Vito flüsterte ihr zu: »Hol Doktor Molinari.« Es klang, als wäre seine Kehle ausgetrocknet.
»Was machst du da, Vito?«, fragte Clemenza.
Vito hob die Hand und bedeutete ihm zu schweigen. Zu Sonny sagte er: »Wir kümmern uns um ihn. Ist das ein Freund von dir?«
Sonny dachte ganz kurz nach und erwiderte: »Ja, Pa. Er ist wie ein Bruder für mich.«
Damals wie heute wusste er nicht, warum er das gesagt hatte.
Vitos Blick ruhte eine halbe Ewigkeit auf Sonny, als versuchte er, in das Herz seines Sohnes zu blicken. Dann legte er Tom einen Arm um die Schulter und führte ihn in die Küche. In jener Nacht und während der nächsten fünf Jahre, bis er aufs College ging, teilte sich Tom ein Zimmer mit Sonny. Sein Auge heilte. Er nahm zu. Während der ganzen Schulzeit gab er Sonny Nachhilfe, versuchte ihm möglichst viel beizubringen, und wenn das nichts half, ließ er ihn eben abschreiben.
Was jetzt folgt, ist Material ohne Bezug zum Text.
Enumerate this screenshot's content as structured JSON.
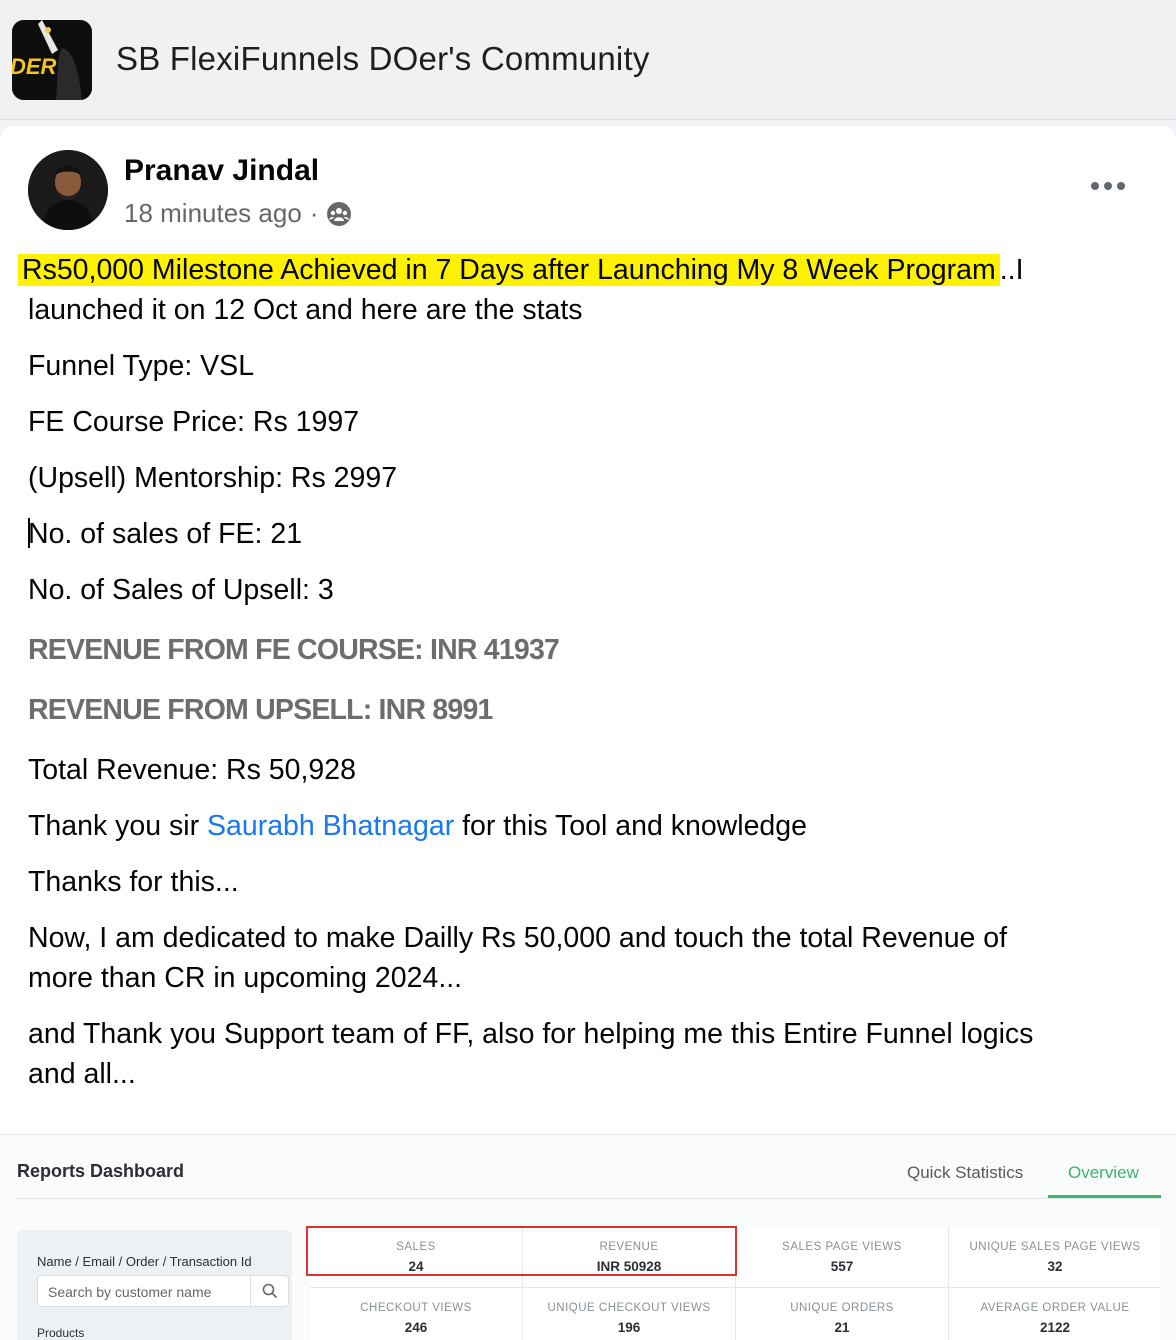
{
  "group": {
    "title": "SB FlexiFunnels DOer's Community",
    "avatar_text": "DER"
  },
  "post": {
    "author": "Pranav Jindal",
    "time": "18 minutes ago",
    "privacy_icon": "group-icon",
    "more_icon": "more-horizontal-icon",
    "headline": "Rs50,000 Milestone Achieved in 7 Days after Launching My 8 Week Program",
    "headline_suffix": "..I",
    "line2": "launched it on 12 Oct and here are the stats",
    "funnel_type": "Funnel Type: VSL",
    "fe_price": "FE Course Price: Rs 1997",
    "upsell_price": "(Upsell) Mentorship: Rs 2997",
    "fe_sales": "No. of sales of FE: 21",
    "upsell_sales": "No. of Sales of Upsell: 3",
    "revenue_fe": "REVENUE FROM FE COURSE: INR 41937",
    "revenue_upsell": "REVENUE FROM UPSELL: INR 8991",
    "total_revenue": "Total Revenue: Rs 50,928",
    "thanks_prefix": "Thank you sir ",
    "mention": "Saurabh Bhatnagar",
    "thanks_suffix": " for this Tool and knowledge",
    "thanks_short": "Thanks for this...",
    "goal_line1": "Now, I am dedicated to make Dailly Rs 50,000 and touch the total Revenue of",
    "goal_line2": "more than CR in upcoming 2024...",
    "support_line1": "and Thank you Support team of FF, also for helping me this Entire Funnel logics",
    "support_line2": "and all..."
  },
  "dashboard": {
    "title": "Reports Dashboard",
    "tabs": [
      "Quick Statistics",
      "Overview"
    ],
    "active_tab": "Overview",
    "filter_label": "Name / Email / Order / Transaction Id",
    "search_placeholder": "Search by customer name",
    "products_label": "Products",
    "highlight_color": "#e03131",
    "accent_color": "#3cb371",
    "stats": [
      {
        "label": "SALES",
        "value": "24"
      },
      {
        "label": "REVENUE",
        "value": "INR 50928"
      },
      {
        "label": "SALES PAGE VIEWS",
        "value": "557"
      },
      {
        "label": "UNIQUE SALES PAGE VIEWS",
        "value": "32"
      },
      {
        "label": "CHECKOUT VIEWS",
        "value": "246"
      },
      {
        "label": "UNIQUE CHECKOUT VIEWS",
        "value": "196"
      },
      {
        "label": "UNIQUE ORDERS",
        "value": "21"
      },
      {
        "label": "AVERAGE ORDER VALUE",
        "value": "2122"
      }
    ]
  }
}
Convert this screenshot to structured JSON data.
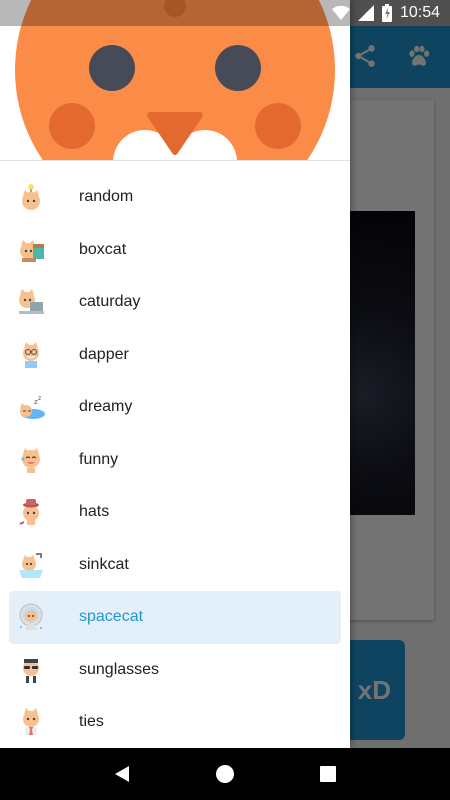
{
  "status_bar": {
    "time": "10:54"
  },
  "background": {
    "xd_label": "xD"
  },
  "drawer": {
    "items": [
      {
        "label": "random",
        "icon": "cat-lightbulb-icon",
        "selected": false
      },
      {
        "label": "boxcat",
        "icon": "cat-box-icon",
        "selected": false
      },
      {
        "label": "caturday",
        "icon": "cat-laptop-icon",
        "selected": false
      },
      {
        "label": "dapper",
        "icon": "cat-dapper-icon",
        "selected": false
      },
      {
        "label": "dreamy",
        "icon": "cat-sleeping-icon",
        "selected": false
      },
      {
        "label": "funny",
        "icon": "cat-funny-icon",
        "selected": false
      },
      {
        "label": "hats",
        "icon": "cat-hat-icon",
        "selected": false
      },
      {
        "label": "sinkcat",
        "icon": "cat-sink-icon",
        "selected": false
      },
      {
        "label": "spacecat",
        "icon": "cat-astronaut-icon",
        "selected": true
      },
      {
        "label": "sunglasses",
        "icon": "cat-sunglasses-icon",
        "selected": false
      },
      {
        "label": "ties",
        "icon": "cat-tie-icon",
        "selected": false
      }
    ]
  },
  "colors": {
    "accent": "#1f97d4",
    "selected_bg": "#e3f0fa",
    "cat_orange": "#fb8c48"
  }
}
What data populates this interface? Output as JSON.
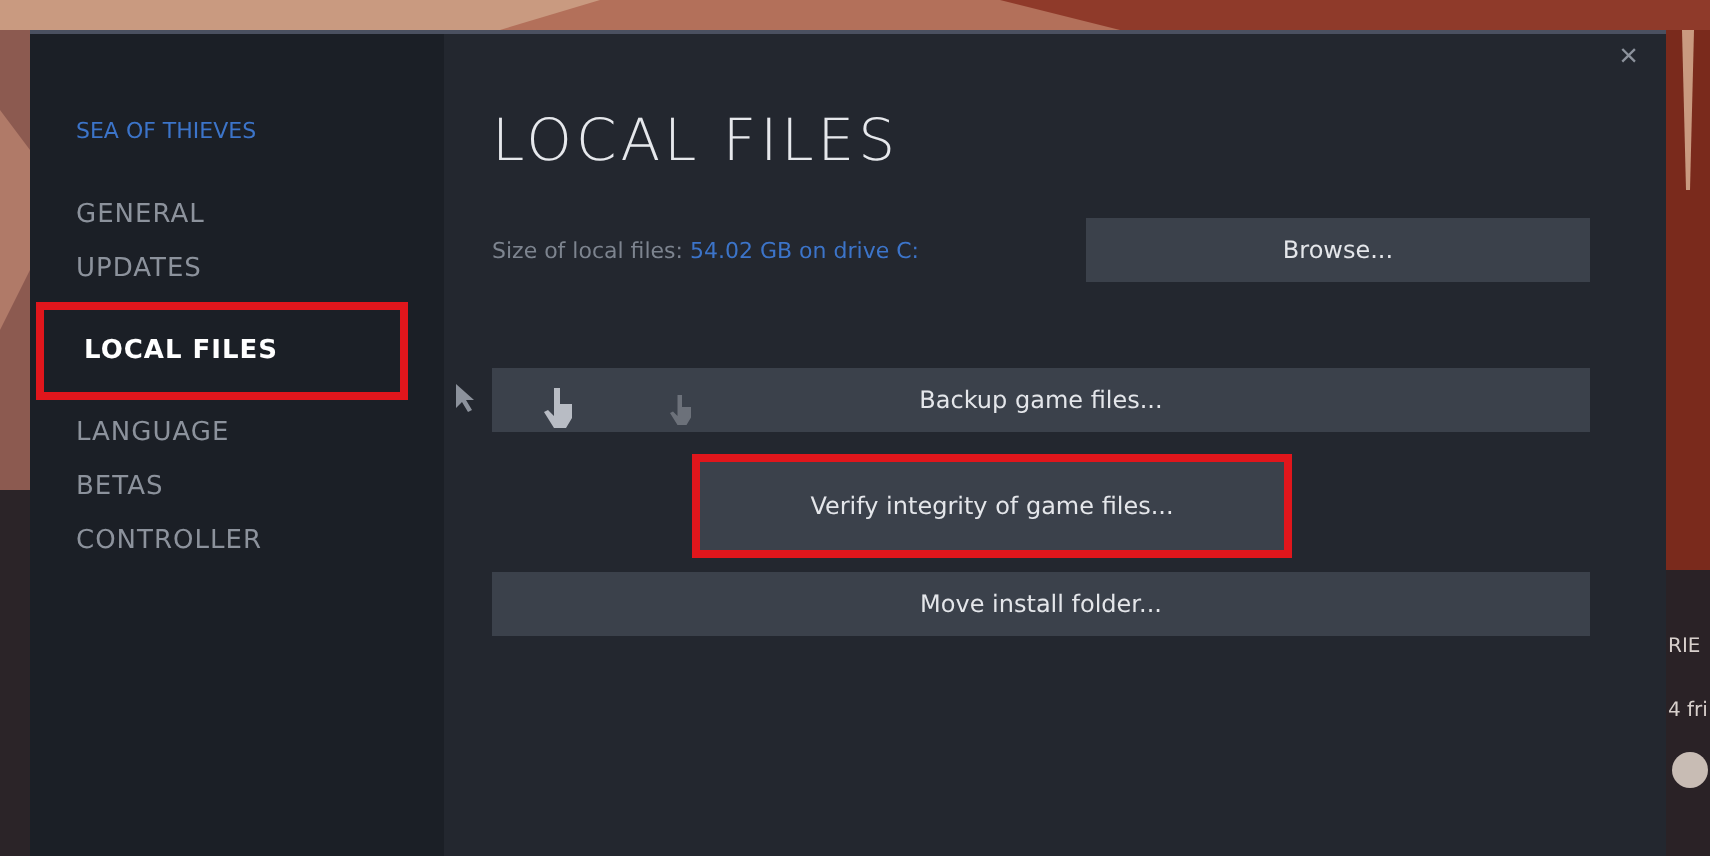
{
  "background": {
    "kind": "picture",
    "texts": [
      "RIE",
      "4 fri"
    ]
  },
  "sidebar": {
    "game_title": "SEA OF THIEVES",
    "items": [
      {
        "label": "GENERAL",
        "selected": false,
        "highlighted": false
      },
      {
        "label": "UPDATES",
        "selected": false,
        "highlighted": false
      },
      {
        "label": "LOCAL FILES",
        "selected": true,
        "highlighted": true
      },
      {
        "label": "LANGUAGE",
        "selected": false,
        "highlighted": false
      },
      {
        "label": "BETAS",
        "selected": false,
        "highlighted": false
      },
      {
        "label": "CONTROLLER",
        "selected": false,
        "highlighted": false
      }
    ]
  },
  "content": {
    "title": "LOCAL FILES",
    "size_label": "Size of local files:",
    "size_value": "54.02 GB on drive C:",
    "browse_button": "Browse...",
    "buttons": [
      {
        "label": "Backup game files...",
        "highlighted": false
      },
      {
        "label": "Verify integrity of game files...",
        "highlighted": true
      },
      {
        "label": "Move install folder...",
        "highlighted": false
      }
    ]
  },
  "close": "×"
}
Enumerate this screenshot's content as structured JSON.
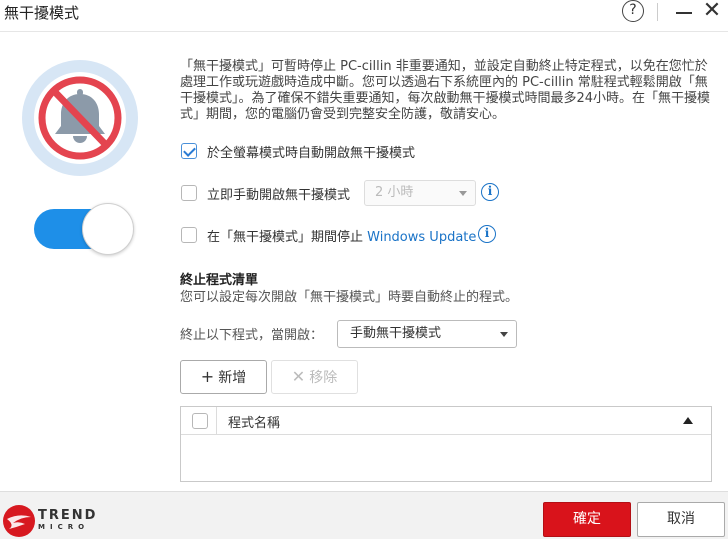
{
  "window": {
    "title": "無干擾模式",
    "help_glyph": "?",
    "close_glyph": "✕"
  },
  "description": "「無干擾模式」可暫時停止 PC-cillin 非重要通知，並設定自動終止特定程式，以免在您忙於處理工作或玩遊戲時造成中斷。您可以透過右下系統匣內的 PC-cillin 常駐程式輕鬆開啟「無干擾模式」。為了確保不錯失重要通知，每次啟動無干擾模式時間最多24小時。在「無干擾模式」期間，您的電腦仍會受到完整安全防護，敬請安心。",
  "options": {
    "fullscreen_label": "於全螢幕模式時自動開啟無干擾模式",
    "fullscreen_checked": true,
    "manual_label": "立即手動開啟無干擾模式",
    "manual_checked": false,
    "hours_value": "2 小時",
    "windows_update_prefix": "在「無干擾模式」期間停止 ",
    "windows_update_link": "Windows Update",
    "windows_update_checked": false,
    "info_glyph": "i"
  },
  "toggle": {
    "on": true
  },
  "terminate": {
    "title": "終止程式清單",
    "subtitle": "您可以設定每次開啟「無干擾模式」時要自動終止的程式。",
    "trigger_label": "終止以下程式，當開啟：",
    "trigger_value": "手動無干擾模式",
    "add_icon": "+",
    "add_label": "新增",
    "remove_icon": "✕",
    "remove_label": "移除",
    "table": {
      "column_name": "程式名稱",
      "rows": []
    }
  },
  "footer": {
    "brand_line1": "TREND",
    "brand_line2": "MICRO",
    "ok_label": "確定",
    "cancel_label": "取消"
  },
  "colors": {
    "accent_blue": "#1e8fe8",
    "brand_red": "#d9131b",
    "hero_bg": "#d7e6f5"
  }
}
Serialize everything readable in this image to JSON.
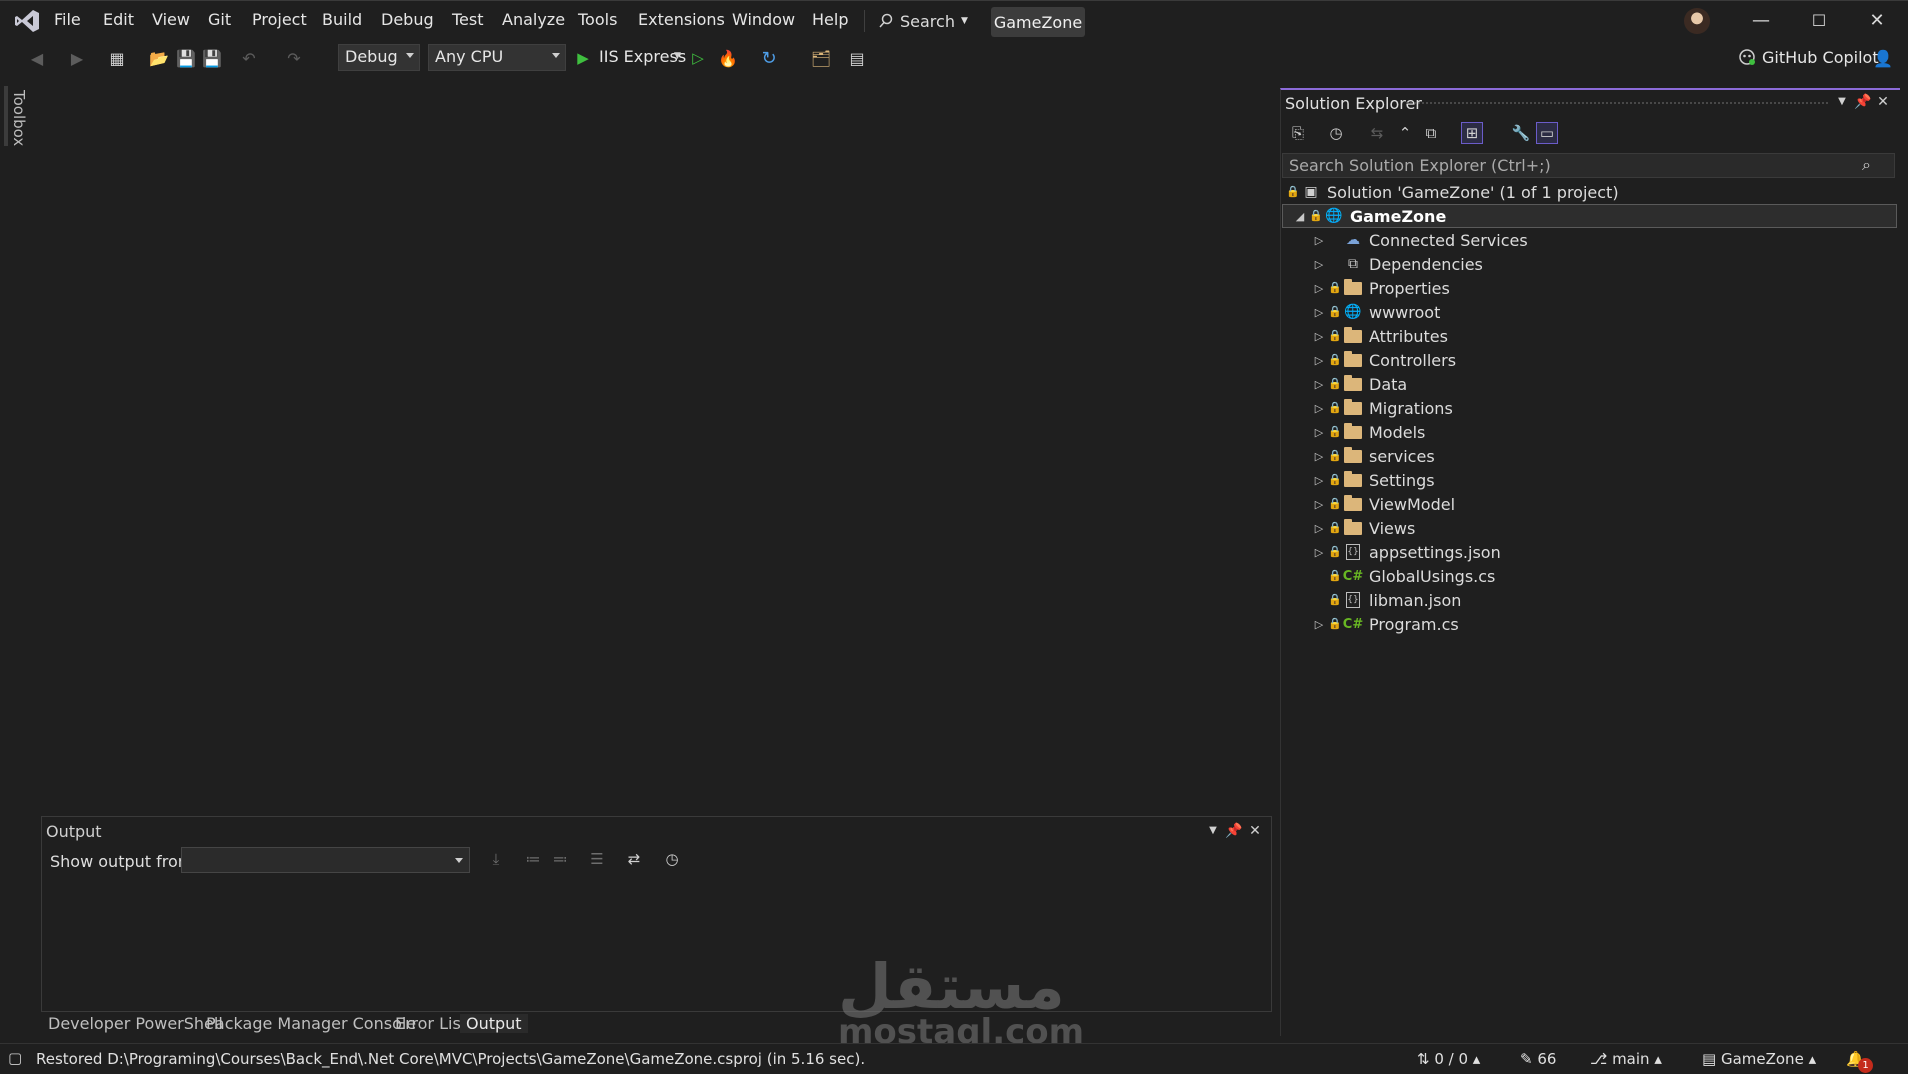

Tom tat sein Bestes, um Vito zufriedenzustellen – aber nichts, was er tat, würde ihn jemals zu Vitos Sohn machen. Und nichts, was er tat, würde jemals seinen richtigen Vater zurückbringen. Deshalb konnte Sonny auch nicht allzu wütend auf ihn werden. Er würde nie vergessen, wie er da mit dem Sack über dem Kopf auf dem dreibeinigen Stuhl gesessen hatte und Ich werde blind, Sonny! gesagt hatte.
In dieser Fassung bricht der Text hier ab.